- DVD cover
- Directed by: Rajendra Kumar Arya
- Written by: Rajendra Kumar Arya (dialogue)
- Screenplay by: Rajendra Kumar Arya
- Story by: K. Shivaram
- Produced by: M. Ravi
- Starring: K. Shivaram Vijayalakshmi
- Cinematography: R. C. Mapakshi
- Edited by: Shyam
- Music by: V. Manohar
- Release date: 26 February 1999;
- Country: India
- Language: Kannada

= Pratibhatane =

Pratibhatane is a 1999 Indian Kannada-language drama film directed by Rajendra Kumar Arya and starring K. Shivaram and Vijayalakshmi.

== Cast ==
- K. Shivaram as Basava
- Vijayalakshmi as Sudha
- Kanchana
- Keerthiraj
- Shani Mahadevappa
- Honnavalli Krishna
- Vaijanath Biradar
- Karibasavaiah

== Soundtrack ==
The music was composed by V. Manohar. The lyrics are written by K. G. Prasad, V. Manohar, and Siddalingaiah.
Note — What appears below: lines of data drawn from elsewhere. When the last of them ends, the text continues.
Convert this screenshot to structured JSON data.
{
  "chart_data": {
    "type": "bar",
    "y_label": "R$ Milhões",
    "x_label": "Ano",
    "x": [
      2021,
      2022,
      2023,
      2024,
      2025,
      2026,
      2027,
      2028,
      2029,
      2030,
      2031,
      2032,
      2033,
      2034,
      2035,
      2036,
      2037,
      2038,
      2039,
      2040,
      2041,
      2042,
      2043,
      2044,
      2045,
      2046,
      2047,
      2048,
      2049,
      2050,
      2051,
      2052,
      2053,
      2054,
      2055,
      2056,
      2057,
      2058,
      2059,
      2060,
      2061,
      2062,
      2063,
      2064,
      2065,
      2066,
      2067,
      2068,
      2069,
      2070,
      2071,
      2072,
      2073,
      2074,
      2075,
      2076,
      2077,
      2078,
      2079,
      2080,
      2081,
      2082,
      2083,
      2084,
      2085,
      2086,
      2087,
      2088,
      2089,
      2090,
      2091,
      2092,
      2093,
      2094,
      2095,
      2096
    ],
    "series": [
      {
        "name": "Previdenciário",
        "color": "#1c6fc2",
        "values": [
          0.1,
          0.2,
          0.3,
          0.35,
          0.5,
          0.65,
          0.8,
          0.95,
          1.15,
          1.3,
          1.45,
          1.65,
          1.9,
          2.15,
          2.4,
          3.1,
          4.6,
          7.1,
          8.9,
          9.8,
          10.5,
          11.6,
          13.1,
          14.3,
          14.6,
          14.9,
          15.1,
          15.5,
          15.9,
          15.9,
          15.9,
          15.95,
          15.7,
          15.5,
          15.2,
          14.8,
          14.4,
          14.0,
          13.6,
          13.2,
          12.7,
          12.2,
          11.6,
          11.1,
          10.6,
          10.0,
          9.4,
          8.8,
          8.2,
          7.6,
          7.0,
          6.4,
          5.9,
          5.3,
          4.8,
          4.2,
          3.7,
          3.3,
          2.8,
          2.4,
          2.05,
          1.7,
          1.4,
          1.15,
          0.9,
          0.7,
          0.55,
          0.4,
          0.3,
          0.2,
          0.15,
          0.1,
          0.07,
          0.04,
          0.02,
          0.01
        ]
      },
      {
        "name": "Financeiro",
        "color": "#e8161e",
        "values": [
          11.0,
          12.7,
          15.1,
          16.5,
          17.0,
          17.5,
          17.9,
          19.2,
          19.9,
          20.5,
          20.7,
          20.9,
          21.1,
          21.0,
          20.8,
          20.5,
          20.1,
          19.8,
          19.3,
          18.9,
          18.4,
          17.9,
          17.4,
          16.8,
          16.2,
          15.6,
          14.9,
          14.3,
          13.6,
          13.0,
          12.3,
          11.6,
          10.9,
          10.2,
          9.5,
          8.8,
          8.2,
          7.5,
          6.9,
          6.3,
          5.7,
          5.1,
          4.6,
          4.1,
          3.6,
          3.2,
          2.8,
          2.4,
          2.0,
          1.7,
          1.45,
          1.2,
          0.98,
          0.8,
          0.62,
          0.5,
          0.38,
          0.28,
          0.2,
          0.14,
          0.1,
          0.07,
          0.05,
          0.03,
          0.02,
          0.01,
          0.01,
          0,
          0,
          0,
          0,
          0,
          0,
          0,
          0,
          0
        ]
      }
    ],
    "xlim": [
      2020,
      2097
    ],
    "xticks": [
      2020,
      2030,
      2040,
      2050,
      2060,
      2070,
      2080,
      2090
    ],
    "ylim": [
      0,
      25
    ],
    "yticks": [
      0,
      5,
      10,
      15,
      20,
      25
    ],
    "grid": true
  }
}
The song "Hasuvina" written by Siddalingaiah, under the pseudonym of Aditya, (Note: Siddalingaiah was a dalit and didn't want to get accused of getting lured by the commercial film industry.) was reportedly a "smash hit" and won the Karnataka State Film Award for Best Lyricist.

Track listing
| No. | Title | Singer(s) | Length |
|---|---|---|---|
| 1. | "Chori Chori" | Rajesh Krishnan, K. S. Chithra | 4:09 |
| 2. | "Baale Naviloora" | Rajesh Krishnan, K. S. Chithra | 4:24 |
| 3. | "Hasuvina" | Rajesh Krishnan | 4:44 |
| 4. | "Sarasakke Baare" | Rajesh Krishnan, K. S. Chithra | 4:27 |
| 5. | "Varadakshine" | Rajesh Krishnan | 4:28 |
| Total length: |  |  | 22:12 |

== Reception ==
Srikanth Srinivasa of Deccan Herald wrote that "Director Rajendra Arya has given a clean social film with he himself pitching in with a good performance. V Manohar is back with a bang, with a good musical score. The editing could have been tighter".